Pro 18:24 in the Message says, "Friends come and friends go, but a true friend sticks by you like family." I resolved long ago that I would be that kind of friend to my friends, which is the kind of friend that I would want them to be to me, and I would do this whether it was ever reciprocated or not - a version of the 'Golden Rule,' if you will. Sometimes this has wonderful results, sometimes it leaves me a little hollow. But I don't regret the decision.
Someone once said, "Friendship doesn't mean perfection, I must remember, it means being human with another human. It's okay not to like certain aspects of people and still love them for being your friend." I think its especially easy when you are young to think the friendships you pour yourself into will last forever and that everyone will always care as much for you as you do for them. For friendship to last for many years you have to accept several qualifiers: first, people have lives, responsibilites, interests, and relationships that go beyond and often superceed friendship. If you are too jealous, too controlling, too demanding, or too easily hurt, you will find your friendships last no longer than the situation that created them.
Secondly, distance may make the heart grow fonder, but it does not make the friendship grow stronger. All the pledges made the last day of high school, or the last year of college, that distance, time, or circumstance will never keep you and your friends apart - though sincere at the time - are very seldom kept. Don't blame them, and don't blame yourself; sometimes our life-paths only cross once. Cherish and hold fast to the memories, but don't mourn the loss too long. It might keep you from seeing the new friendships meant to be made that are just around the corner.

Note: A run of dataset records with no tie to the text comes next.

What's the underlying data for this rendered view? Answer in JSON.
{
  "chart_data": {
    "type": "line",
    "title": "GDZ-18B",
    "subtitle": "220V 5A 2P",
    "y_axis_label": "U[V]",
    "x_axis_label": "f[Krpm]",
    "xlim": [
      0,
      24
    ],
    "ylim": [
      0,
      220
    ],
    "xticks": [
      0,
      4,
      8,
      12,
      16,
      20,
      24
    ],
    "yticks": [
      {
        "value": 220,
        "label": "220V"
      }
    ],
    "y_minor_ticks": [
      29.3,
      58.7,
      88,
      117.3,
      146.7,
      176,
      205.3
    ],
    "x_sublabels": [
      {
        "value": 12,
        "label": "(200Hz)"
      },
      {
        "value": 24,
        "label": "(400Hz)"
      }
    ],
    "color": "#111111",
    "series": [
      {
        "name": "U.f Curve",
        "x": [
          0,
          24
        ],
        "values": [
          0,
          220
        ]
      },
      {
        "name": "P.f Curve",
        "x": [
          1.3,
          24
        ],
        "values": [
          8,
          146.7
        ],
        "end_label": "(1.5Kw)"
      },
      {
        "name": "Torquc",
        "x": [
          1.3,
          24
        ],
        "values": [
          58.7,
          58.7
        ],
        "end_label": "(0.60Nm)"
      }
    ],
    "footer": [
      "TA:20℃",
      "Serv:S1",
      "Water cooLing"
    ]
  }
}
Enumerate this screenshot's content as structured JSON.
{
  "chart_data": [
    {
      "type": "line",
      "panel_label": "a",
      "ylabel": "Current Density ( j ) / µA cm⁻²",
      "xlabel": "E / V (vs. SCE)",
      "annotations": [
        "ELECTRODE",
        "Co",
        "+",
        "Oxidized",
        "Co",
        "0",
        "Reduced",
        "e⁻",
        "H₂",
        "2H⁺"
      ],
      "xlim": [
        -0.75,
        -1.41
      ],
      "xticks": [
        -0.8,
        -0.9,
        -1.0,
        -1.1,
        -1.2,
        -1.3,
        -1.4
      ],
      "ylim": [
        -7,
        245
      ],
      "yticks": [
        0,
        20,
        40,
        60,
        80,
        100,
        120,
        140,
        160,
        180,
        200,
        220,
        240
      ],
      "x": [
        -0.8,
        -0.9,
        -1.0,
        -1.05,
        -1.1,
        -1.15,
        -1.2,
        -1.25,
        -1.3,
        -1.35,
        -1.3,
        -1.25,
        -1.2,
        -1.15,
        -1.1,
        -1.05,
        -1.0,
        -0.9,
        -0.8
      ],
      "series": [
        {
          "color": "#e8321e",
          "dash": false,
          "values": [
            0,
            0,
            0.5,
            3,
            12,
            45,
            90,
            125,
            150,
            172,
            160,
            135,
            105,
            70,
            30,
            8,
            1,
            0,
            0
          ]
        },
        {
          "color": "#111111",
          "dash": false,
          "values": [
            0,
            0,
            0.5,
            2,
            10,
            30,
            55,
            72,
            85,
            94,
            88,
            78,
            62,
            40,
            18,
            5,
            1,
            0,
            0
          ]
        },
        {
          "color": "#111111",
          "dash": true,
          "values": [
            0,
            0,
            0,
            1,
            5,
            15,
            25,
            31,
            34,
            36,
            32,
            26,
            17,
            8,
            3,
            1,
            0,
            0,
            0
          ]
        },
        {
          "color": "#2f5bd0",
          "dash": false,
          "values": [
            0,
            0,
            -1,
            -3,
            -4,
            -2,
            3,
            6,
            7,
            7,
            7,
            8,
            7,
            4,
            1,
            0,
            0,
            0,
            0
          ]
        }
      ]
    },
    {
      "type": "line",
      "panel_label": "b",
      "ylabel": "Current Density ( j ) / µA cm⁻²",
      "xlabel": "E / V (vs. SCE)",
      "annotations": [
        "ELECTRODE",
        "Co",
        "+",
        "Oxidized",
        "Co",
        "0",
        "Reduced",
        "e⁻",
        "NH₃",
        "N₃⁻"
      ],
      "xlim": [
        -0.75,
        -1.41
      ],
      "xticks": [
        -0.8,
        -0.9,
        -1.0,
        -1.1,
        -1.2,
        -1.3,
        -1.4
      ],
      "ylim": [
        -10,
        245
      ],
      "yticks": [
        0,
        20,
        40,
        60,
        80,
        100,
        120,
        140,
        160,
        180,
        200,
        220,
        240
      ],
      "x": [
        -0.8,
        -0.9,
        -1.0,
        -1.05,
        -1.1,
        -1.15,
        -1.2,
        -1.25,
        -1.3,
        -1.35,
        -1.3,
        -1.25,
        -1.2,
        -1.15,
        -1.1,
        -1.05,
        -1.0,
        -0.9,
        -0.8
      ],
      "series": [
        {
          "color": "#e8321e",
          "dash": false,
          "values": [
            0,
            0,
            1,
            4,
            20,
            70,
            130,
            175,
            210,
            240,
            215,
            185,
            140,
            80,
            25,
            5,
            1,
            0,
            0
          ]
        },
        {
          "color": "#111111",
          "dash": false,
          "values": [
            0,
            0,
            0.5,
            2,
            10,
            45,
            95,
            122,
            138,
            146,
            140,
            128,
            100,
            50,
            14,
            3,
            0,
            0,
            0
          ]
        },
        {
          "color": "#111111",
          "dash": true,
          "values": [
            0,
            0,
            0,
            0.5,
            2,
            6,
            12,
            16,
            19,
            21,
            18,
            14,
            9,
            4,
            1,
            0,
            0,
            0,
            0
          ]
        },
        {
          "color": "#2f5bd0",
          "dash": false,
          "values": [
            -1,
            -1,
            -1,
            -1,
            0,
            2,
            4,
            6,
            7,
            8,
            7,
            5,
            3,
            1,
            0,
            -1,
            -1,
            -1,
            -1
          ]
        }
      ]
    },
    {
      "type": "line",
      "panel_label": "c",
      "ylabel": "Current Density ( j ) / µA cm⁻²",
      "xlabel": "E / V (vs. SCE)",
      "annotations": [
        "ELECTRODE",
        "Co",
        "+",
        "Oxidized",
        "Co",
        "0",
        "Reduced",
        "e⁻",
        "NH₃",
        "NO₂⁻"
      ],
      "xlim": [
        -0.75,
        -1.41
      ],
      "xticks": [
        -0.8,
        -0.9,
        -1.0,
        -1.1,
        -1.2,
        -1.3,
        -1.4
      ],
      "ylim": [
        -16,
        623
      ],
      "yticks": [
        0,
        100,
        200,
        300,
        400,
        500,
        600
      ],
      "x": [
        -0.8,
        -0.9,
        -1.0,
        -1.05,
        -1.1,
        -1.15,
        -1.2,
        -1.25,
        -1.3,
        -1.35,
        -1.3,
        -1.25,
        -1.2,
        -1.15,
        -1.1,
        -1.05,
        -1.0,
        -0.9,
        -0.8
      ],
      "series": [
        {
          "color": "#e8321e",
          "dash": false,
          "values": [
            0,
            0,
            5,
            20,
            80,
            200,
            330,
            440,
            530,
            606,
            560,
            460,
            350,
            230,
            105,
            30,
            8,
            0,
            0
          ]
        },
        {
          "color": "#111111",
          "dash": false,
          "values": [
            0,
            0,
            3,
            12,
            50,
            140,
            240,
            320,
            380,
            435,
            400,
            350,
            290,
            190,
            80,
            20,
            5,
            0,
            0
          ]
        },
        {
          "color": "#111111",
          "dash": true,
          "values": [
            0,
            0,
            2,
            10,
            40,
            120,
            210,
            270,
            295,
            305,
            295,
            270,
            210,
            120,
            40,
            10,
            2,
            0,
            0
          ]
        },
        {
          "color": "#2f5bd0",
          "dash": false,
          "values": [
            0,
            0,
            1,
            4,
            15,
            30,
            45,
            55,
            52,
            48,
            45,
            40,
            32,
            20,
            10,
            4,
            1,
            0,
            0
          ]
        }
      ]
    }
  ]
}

Finally, allow people to be themselves as much as you want them to accept you as you are. Some friends aren't going to be as companionable as others. They might not want to spend every free moment with you, not because of you, but because of who they are. Some friends might seem to smother you, not because of what you need, but because of what they need. To "be human with another human" requires many compromises, much patience, self-sacrifices, but it brings GREAT JOY.